Well, Lamely made the field, and it was a touchy chip shot on the second hole of a sudden-death playoff earned the rookie his first Nationwide Tour victory. Lamely got up-and-down and sank a 3-foot par putt on that hole after Fowler missed an 8-footer for par.
Lamely’s playoff victory at the Nationwide Children’s Hospital Invitational earned him $139,500 and moved him to No. 12 on the tour’s money list. Lamely would’ve earned the winner’s check even if he lost the playoff because Fowler is an amateur.
Lamely, a rookie, had earned only about $15,000 in seven previous Nationwide starts this year, and hadn’t finished better than T-19. He tied for 13th at the PGA Tour’s Puerto Rico Open earlier this year.
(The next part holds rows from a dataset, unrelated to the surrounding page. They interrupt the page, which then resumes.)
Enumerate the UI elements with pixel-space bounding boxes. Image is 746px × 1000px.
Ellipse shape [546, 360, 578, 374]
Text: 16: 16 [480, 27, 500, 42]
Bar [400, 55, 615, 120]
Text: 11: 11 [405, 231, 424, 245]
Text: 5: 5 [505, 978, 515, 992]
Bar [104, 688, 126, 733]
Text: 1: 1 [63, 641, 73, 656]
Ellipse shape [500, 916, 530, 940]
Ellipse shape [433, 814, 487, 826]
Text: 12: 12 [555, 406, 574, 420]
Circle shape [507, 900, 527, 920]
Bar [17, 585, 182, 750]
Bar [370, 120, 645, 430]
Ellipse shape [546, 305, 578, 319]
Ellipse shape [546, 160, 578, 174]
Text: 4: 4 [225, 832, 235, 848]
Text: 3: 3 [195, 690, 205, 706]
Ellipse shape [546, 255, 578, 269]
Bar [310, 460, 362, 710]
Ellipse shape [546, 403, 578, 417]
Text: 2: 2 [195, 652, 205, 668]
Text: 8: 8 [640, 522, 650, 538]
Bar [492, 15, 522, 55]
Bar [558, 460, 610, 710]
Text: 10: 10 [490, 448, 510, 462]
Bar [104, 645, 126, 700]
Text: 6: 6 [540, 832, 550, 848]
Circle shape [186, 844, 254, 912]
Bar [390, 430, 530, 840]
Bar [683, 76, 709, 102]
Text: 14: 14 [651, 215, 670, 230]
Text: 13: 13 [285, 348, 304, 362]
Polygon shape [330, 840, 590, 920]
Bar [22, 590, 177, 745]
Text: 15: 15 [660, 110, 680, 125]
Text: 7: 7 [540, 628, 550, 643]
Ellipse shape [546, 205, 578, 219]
That experience was key last week.
“It really helped me with how to keep myself under control of what I need to keep doing, just keep hitting good shots, keep hitting good putts, just try and do the right things as opposed to thinking about things that I can’t control,” he said.
This is Lamely’s first year with Nationwide Tour status after he tied for 145th in his first appearance at the Q-School finals. Lamely, 29, said he has failed to advance out of the second stage of Q-School three times and has played the Tarheel, Hooters and Dakotas tours.
“You know, it’s tough when you see yourself getting better every year and then you kind of maybe miss by a couple at second stage or not playing well at second stage. It does get frustrating,” Lamely said.
“But you can’t – in my case this has been a dream of mine for so long that one week can’t define you. I knew I kept getting better, so as long as I was getting better, I said I’d keep playing. So that was my deal. I told myself as long as I was getting better, I’ll keep going.”